Legality of Tenure Positions for Public Officials Beyond Presidential Term
In the evolution of society, a plan was reached providing for the choice of certain men to decide controversies where the parties thereto were unable to agree.
The essential element of such plan was that the men so set aside, must be free and that they must be above every outside influence whether sought to be exercised by king or people; they must decide all matters coming before them without fear, favor or affection.
The controversy, debate in the public domain today is whether or not the past administration creation of tenure positions for public officials were constitutional and in the ambit of the law?
This controversy, debate can only be answered by the men so set aside during the evolution of society. In our case for example, those men are the people on the Supreme Court bench of Liberia (the Justice and Associate Justices).
To begin with, lets first ascertain whether or not people in tenure position are public officials. And if they are, are they included in the appointment list in article 54 and 56 of the 1986 Constitution?
Public officials as defined by black’s law dictionary are people, appointed to carry out some portion of a government sovereign power. A sovereign power is the power to make and enforce laws. Liberia is a unitary sovereign state per article 3 of the 1986 Constitution. The sovereign power of the Republic of Liberia is vested in the President of the Republic, the Legislature and Supreme Court.
Consistent with the separation of power, no person belonging to either of the three branches of government shall exercise any of the functions or powers of either of the others. If the Legislature passes an act infringing on the constitutional provision that is to be enjoyed by another branch of government, the Supreme Court has the constitutional authority to declare such law or act void ab initio.
“When a case arises for judicial determination and the decision depends on the alleged inconsistency of a legislative provision with the fundamental law, it is the plan duty of the court to compare the Act with the Constitution, and if the former cannot upon a fair construction be reconciled with the latter, to give effect to the Constitution rather than the statute”. In re Constitutional of Legislative Act; 2 LLR 157; 1914. What this means is that, the Constitution will prevail over any law enacted by Legislature that runs in conflict with any provision outlined in the Constitution. Any act created by the Liberian Legislature giving tenure to public officials wanting of the Constitution will be declared void and of no legal effect.
Against this backdrop, my attention is drawn to Article 56 of the 1986 Constitution. Article 56 speaks to appointments by the President of “other government officials”. These other government officials in tenure positions by definition are public officials.
By constitutional provisions, (art. 54), the President nominates and, with the consent of the Senate, appoints and commission public officials (tenure and non-tenure).
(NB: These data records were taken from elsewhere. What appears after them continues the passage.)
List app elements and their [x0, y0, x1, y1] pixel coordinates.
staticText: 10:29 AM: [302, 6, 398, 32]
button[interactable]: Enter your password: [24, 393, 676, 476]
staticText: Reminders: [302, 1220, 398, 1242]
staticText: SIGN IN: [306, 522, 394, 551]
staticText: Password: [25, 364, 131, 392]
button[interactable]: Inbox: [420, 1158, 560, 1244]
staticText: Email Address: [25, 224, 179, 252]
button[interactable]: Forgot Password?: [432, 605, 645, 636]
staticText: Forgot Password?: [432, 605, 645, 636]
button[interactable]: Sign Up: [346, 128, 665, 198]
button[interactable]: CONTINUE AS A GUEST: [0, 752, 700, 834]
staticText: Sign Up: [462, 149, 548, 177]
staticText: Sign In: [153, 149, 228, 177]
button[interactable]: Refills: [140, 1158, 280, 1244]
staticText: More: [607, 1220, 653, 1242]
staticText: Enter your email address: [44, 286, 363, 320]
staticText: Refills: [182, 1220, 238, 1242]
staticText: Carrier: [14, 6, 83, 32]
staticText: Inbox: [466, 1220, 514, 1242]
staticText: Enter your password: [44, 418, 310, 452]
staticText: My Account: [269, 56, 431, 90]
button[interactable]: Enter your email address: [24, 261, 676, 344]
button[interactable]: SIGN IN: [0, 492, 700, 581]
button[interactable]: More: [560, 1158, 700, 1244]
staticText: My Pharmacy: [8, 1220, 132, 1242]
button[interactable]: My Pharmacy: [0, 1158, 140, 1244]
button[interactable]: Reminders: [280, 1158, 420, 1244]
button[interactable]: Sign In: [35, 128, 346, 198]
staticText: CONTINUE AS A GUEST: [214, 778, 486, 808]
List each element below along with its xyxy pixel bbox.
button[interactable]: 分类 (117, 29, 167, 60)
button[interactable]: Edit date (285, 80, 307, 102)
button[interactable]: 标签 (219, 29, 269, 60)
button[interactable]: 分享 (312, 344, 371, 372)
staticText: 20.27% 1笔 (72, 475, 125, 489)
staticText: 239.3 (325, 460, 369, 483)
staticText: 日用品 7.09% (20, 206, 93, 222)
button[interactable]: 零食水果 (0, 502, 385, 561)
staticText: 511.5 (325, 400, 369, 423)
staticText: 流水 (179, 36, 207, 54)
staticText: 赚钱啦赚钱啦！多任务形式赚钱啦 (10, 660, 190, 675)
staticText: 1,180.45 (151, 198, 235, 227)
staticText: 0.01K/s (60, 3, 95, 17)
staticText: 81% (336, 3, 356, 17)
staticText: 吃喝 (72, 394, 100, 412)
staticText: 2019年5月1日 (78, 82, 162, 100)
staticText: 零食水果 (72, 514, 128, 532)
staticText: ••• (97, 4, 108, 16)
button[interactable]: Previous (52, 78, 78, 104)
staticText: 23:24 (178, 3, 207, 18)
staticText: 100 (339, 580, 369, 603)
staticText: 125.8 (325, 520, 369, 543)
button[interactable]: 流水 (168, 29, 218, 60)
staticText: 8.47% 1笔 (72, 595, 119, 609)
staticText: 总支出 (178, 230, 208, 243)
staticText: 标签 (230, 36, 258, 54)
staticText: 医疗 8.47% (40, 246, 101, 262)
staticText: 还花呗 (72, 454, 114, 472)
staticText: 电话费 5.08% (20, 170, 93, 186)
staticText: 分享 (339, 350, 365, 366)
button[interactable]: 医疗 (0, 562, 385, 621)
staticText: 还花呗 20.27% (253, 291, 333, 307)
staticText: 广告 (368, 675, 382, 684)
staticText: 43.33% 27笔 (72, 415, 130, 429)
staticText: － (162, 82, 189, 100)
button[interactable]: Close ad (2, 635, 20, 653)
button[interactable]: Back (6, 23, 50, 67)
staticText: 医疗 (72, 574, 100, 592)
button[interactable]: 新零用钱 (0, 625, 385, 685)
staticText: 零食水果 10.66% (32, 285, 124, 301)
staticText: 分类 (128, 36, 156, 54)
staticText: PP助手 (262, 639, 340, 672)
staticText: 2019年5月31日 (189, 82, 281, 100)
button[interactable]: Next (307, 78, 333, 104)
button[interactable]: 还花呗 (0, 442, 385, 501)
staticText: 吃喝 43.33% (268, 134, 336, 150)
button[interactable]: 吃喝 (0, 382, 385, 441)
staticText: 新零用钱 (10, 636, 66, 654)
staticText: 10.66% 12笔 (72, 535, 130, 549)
Thus, tenure and non-tenure officials are to hold their offices at the pleasure of the President (art. 56).
To hold office at the pleasure of the President means the President can dismiss one at will without cause. Additionally, such position (tenure and non-tenure) are not to exceed the appointing person authority in this case, the President six years’ tenure. To do so is ultra vires on the part of those with the sovereign power or statutory power to enact laws in that case, the Legislature. And any laws found in conflict with the Constitution are to be declared null and void because of their repugnancy to the fundamental law of the land, the Constitution.
It was not the intent and the spirit of the framers of the 1986 Constitution under article 89 for the power given to the Legislature to create other agencies for the effective operation of the government to give tenure to public officials beyond the presidential tenure of the President. Under the same article 89, the Constitution created three Autonomous Public Commissions. The intent of the framers was not for the Legislature to enact laws for the governance of these Commissions that will create tenure for public officials beyond the time the President is in office.
To give tenure to public officials beyond the appointing power tenure undermines the divided sovereign power of the government. The Legislature cannot enact laws to limit the President “pleasure power” to appoint and dismiss at will without cause.
This “pleasure power” is to be enjoyed by the President at all times. Any act by the Legislature that deprive the President of this right bestowed on him by the Constitution is wrong and is to be set aside. It is a principle of Constitutional Law that what a Constitution does not grant, it withholds. The Constitution did not grant onto the Legislature the power to enact laws that gives tenure to public officials beyond the President term of office.
“Although it has been said that the maxim ‘expressio unius est exclusio alteries’ does not apply with the same force to a constitution as to a statute, and that it should be used sparingly, there is authority to the effect that in construing a construction, resort may be had to the maxim, and the expression of one thing in a constitution may necessarily involve the exclusion of other things not expressed. Thus, when a constitutional provision assumes to point out certain exceptions to one of its own general rules, a court may not say that other exceptions were intended though not mentioned. . . .” 16 Am Jur 2d Constitutional Law, § 108.
The Legislature is prohibited from enacting laws that are in derogation of Article 54 and 56 of the 1986 Constitution. Otherwise, the Supreme Court, in exercise of its constitutional power has the right to say what the law is and shall declare unconstitutional any such law. Liberian Constitution (1986), Article 2.